First, it is not that they are outside of the major, unrelated/not applicable, or
unfamiliar/difficult. Gen-eds are frustrating because they are viewed as and
treated like gen-eds by the faculty and students, which results in these three
surface symptoms. This mindset influences the way faculty approaches a gen-ed to
teach and the way a student approaches a gen-ed to learn.

Gen-eds are - simply put - seen as gen-eds. They are viewed as being outside of the
major, and therefore no effort is made to relate the gen-ed material to various
other majors, which results in the increased unfamiliarity and disproportionate
difficulty of gen-ed courses.

This is a mindset issue. But yes, I do wonder how practical it would be for faculty
to draw connections between a gen-ed course and as many as thirty-seven other fields.

In the meantime, perhaps this can be overcome with a small increase in personal
effort. In order to counteract the gen-ed-i-ness of gen-eds, maybe students can
seek to draw their own connections between their field and another, seemingly
unrelated field. Maybe. One potential problem is that most gen-ed requirements are
completed during a student's first year, when major courses generally are not taken
and when many students have not yet chosen a major field of study. Additionally, the
mindset that surrounds gen-eds does not create an environment conducive to increased
personal effort, which leads us to the second deeper issue.

Second, gen-eds do not inspire personal effort because most are surrounded by a spirit
of expectation that tells students, "It's a gen-ed, it's an easy course, no sweat."
This is worrisome for a few reasons.

This mindset does not inspire personal effort, which means that students generally
are not motivated to study because they assume that they will do well in such an
easy course. Or they are not motivated to study because of the mindset that such a
gen-ed is not inherently important. There is clear evidence of this academic apathy
in that assignment and course grades in gen-eds tend to be bi-modal. This means that
grades are not normally-distributed (bell curve), but instead have two data points
that are most frequent. For example, in a bi-modal grade distribution, most students
have A's or B's AND D's and F's, while very few students have C's. I think this has
less to do with course difficulty and student knowledge and more to do with the fact
that all of the students are apathetic and approximately half of them are apathetic
about their apathy and the other approximate half are conscientious enough to look
over their notes once or twice before a test.

Even so, sometimes it is a nice break to have an easy course. However, gen-eds are
easy courses with hidden dangers. In addition to academic apathy, there is another
potential problem with easy courses.

Sometimes, easy courses are too easy and are therefore incredibly frustrating because
they are too easy to the point of being a genuine waste of time. This results in the
a phenomenon where the only motivation for going to class is to acquire attendance
and/or participation points and where the only motivation for completing homework
is to gain ten points. Such a waste of time is frustrating because the time devoted
to the course and sacrificed in going to class and completing assignments is far too
great when compared to the educational outcome.

There is too much time and not enough learning.

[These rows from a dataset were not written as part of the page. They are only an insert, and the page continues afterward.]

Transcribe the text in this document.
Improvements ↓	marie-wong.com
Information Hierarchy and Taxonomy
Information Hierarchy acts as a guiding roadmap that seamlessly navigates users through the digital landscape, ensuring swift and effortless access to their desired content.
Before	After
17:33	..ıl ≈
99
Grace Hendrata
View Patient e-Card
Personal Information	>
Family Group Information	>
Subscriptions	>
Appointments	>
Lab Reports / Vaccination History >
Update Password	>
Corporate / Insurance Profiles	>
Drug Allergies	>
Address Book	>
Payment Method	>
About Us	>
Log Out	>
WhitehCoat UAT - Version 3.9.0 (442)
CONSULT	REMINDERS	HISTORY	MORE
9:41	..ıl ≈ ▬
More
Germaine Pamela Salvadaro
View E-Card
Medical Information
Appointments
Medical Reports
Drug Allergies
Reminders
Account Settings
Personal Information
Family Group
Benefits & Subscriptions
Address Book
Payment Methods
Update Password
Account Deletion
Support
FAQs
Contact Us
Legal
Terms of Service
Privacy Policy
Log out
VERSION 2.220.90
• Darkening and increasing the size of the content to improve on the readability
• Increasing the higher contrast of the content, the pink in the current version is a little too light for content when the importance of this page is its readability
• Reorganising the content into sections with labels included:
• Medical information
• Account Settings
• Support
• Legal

And, finally, this lack of academic investment leads us right back to the first
deeper issue of the mindset that gen-eds are not applicable or important to a student's
major field of study.

"I want to fix the world, but I can't."


1 comment:

Ginny Marston said...

I've always liked Gen Ed courses, but then again I've always been interested in so many different things. I think you have a point. It is attached to attitude. General education courses are key to the liberal arts experience. Gen Eds are a good way of maximizing your education and ensure you get a full liberal arts experience. Maybe people are more in college for the diploma then for the education though. I don't know. The key to doing well in general education courses, in my opinion, is embracing the idea of a liberal arts education.